The second use of the word “sentence” refers to the penalty of fine or imprisonment actually imposed by the particular statute for the crime involved. See, for example, A.R.S. Title 13, Chap. 6, Art. 7, “Sentencing”, where the term “punishment” is used synonymously with the word “sentence”. It is in this sense that A.R.S. § 13-1657, as amended, (Supp.1976) refers to the power of the court to “[SJuspend the imposing of sentence [penalty imposed by statute] . . .for such period of time, not exceeding the maximum term of sentence [imprisonment] . . . (emphasis added)
When viewed in this light, the only logical interpretation of the word “sentence” in A.R.S. § 13-103(B), as amended, (Supp.1973), which “sentence” denotes whether the open-end offense will be a misdemeanor or a felony, is that it means the pronouncement of the penalty to be invoked. If that pronouncement is probation (“[A] sentence imposing a punishment other than imprisonment in the state prison”, A.R.S. § 13-103(B), as amended, (Supp. 1973)), then the provision of A.R.S. § 13-1657, as amended, (Supp.1976) comes into play to determine whether the term of probation is consistent with a felony or a misdemeanor.
This is so for A.R.S. § 13-1657, as amended, (Supp.1976) clearly provides that the term of probation cannot exceed “[T]he maximum term of sentence [incarceration] which may be imposed.” Therefore, if the court places a defendant charged with an “open-end offense” on probation for a period of time in excess of that allowed for misdemeanor incarceration, the court of necessity must have treated the offense as a felony, for no other than felony treatment would provide the power of the court to impose such an extended probationary period.
Applying this reasoning to the facts in this case, it is clear that when the court placed the defendant on probation for a period of five years (the maximum term of incarceration in the state prison allowed under the statute), the court, for the purposes of A.R.S. § 13-103(B), as amended, (Supp.1973) “sentenced” the defendant for a felony conviction. It necessarily follows that the court has no authority to subsequently declare this felon a misdemeanant only. State v. Wilson, 113 Ariz. 145, 548 P.2d 23 (1976); Huerta v. Flood, 103 Ariz. 608, 447 P.2d 866 (1968).

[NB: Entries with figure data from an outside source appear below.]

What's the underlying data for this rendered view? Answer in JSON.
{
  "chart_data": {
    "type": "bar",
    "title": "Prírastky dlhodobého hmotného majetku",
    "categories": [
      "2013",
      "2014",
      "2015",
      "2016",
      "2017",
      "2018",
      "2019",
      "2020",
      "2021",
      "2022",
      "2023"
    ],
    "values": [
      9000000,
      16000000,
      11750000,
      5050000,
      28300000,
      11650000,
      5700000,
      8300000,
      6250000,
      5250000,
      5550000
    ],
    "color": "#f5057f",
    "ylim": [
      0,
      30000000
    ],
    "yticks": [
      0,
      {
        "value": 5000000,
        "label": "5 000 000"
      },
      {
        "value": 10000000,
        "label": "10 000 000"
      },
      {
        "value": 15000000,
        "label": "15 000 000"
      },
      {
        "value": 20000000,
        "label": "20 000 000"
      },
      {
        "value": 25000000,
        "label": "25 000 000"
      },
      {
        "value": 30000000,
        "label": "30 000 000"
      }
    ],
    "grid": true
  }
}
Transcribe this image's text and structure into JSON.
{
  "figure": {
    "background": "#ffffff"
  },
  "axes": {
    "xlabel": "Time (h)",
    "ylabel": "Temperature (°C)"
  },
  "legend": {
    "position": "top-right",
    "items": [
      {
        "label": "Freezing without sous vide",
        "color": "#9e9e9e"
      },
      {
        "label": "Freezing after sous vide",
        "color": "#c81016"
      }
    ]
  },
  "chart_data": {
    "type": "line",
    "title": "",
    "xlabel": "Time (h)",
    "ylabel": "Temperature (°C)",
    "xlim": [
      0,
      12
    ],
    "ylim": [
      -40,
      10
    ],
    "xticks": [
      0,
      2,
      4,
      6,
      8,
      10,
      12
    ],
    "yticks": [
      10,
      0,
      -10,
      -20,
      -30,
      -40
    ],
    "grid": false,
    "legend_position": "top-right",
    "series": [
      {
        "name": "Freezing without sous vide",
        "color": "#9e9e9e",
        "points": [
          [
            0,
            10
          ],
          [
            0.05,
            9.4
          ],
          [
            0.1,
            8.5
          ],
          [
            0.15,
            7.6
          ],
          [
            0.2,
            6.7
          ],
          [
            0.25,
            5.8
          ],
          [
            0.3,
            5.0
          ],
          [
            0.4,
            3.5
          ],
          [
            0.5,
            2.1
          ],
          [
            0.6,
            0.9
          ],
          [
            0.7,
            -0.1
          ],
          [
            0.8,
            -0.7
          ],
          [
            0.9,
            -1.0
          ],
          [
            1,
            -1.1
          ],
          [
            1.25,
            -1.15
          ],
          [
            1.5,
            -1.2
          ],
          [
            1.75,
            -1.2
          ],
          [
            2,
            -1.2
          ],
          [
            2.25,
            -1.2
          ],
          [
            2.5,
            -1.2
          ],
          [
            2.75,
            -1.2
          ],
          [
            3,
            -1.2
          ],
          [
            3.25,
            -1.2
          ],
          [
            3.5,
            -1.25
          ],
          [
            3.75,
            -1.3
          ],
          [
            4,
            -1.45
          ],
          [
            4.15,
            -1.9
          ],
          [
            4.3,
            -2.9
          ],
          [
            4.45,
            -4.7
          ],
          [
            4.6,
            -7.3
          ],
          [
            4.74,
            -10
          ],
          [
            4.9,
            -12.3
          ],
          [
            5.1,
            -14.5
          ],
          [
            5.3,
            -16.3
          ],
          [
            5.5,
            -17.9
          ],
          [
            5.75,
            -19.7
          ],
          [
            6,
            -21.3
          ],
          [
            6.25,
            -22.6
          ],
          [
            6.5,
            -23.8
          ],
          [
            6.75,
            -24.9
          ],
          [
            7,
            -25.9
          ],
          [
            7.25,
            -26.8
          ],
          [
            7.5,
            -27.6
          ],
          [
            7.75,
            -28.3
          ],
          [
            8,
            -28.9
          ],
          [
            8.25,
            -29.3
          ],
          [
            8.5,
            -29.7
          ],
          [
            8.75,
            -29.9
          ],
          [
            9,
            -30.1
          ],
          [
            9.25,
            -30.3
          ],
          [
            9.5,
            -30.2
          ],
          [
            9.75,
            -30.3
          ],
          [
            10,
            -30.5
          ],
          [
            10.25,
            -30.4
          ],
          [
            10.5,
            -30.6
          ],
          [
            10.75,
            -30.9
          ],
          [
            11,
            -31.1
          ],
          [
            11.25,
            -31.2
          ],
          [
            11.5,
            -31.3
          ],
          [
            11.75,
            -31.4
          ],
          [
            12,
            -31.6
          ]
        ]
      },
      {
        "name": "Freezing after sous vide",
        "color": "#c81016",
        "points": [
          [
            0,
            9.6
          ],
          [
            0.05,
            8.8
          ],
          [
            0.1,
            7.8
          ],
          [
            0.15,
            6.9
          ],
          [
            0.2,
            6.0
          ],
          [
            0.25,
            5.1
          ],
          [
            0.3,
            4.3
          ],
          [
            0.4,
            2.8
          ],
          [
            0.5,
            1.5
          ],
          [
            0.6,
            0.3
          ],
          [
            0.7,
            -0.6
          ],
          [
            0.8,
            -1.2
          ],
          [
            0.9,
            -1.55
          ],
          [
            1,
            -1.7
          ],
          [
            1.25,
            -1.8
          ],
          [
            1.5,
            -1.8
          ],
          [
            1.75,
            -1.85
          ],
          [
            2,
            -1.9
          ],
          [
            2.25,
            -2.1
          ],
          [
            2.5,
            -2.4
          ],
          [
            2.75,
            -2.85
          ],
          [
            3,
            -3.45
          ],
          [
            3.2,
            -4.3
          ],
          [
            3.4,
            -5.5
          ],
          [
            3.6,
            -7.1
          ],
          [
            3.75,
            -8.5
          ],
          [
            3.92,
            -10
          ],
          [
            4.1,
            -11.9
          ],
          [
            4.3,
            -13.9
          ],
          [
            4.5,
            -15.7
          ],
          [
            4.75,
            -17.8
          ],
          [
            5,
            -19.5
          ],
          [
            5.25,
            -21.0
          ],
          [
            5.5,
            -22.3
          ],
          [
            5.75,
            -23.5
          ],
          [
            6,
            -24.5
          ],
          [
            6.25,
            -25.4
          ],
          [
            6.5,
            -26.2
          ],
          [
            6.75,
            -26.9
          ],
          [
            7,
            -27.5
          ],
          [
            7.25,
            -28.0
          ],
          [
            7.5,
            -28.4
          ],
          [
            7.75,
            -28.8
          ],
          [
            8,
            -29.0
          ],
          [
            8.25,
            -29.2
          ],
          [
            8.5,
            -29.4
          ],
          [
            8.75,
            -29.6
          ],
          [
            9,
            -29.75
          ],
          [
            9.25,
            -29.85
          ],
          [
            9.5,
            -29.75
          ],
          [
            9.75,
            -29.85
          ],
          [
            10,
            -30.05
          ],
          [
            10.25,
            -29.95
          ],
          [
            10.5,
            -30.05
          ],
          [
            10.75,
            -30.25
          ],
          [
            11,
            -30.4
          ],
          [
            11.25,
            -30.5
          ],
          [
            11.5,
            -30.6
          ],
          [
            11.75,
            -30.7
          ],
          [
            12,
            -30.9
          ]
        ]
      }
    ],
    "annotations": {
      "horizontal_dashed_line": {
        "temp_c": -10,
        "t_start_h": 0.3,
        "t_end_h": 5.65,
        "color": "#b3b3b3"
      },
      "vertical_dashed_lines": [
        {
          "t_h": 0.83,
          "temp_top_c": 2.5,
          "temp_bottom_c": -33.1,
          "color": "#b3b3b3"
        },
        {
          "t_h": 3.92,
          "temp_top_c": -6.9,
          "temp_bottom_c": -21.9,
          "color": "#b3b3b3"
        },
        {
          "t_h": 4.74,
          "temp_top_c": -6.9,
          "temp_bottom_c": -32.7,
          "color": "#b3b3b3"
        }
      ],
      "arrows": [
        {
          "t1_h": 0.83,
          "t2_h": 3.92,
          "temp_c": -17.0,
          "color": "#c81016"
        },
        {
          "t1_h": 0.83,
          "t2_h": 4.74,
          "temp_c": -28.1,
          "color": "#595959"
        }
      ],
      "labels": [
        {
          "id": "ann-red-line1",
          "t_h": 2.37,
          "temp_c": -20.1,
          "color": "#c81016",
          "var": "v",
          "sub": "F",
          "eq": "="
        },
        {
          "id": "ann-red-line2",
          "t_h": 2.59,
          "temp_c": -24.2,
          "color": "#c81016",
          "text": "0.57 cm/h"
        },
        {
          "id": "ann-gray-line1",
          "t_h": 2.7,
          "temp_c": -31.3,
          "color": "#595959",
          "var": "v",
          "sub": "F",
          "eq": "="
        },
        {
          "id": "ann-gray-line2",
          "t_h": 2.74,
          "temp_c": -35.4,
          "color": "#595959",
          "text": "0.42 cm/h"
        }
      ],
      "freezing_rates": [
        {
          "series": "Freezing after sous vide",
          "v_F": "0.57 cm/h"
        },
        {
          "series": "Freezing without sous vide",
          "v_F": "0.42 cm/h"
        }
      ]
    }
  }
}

It is equally clear in this case that the trial court was under the good faith impression that it possessed the power to subsequently designate the defendant’s crime as *598a misdemeanor2 and that this may have entered into the court’s consideration in rendering sentence. For this reason, we vacate the sentence heretofore entered and remand for resentencing in accordance with this opinion. In all other regards, the judgment of the trial court is affirmed.
OGG, J., concurs.. Anders v. California, 386 U.S. 738, 87 S.Ct. 1396, 18 L.Ed.2d 493 (1967).
. The court recognizes that the device utilized by the trial court may have salutary effects, by providing an added incentive to successful completion of a probationary period. A bill recently introduced in the legislature may accomplish this result. See State of Arizona Senate Bill 1008, 33rd Legislature, First Regular Session.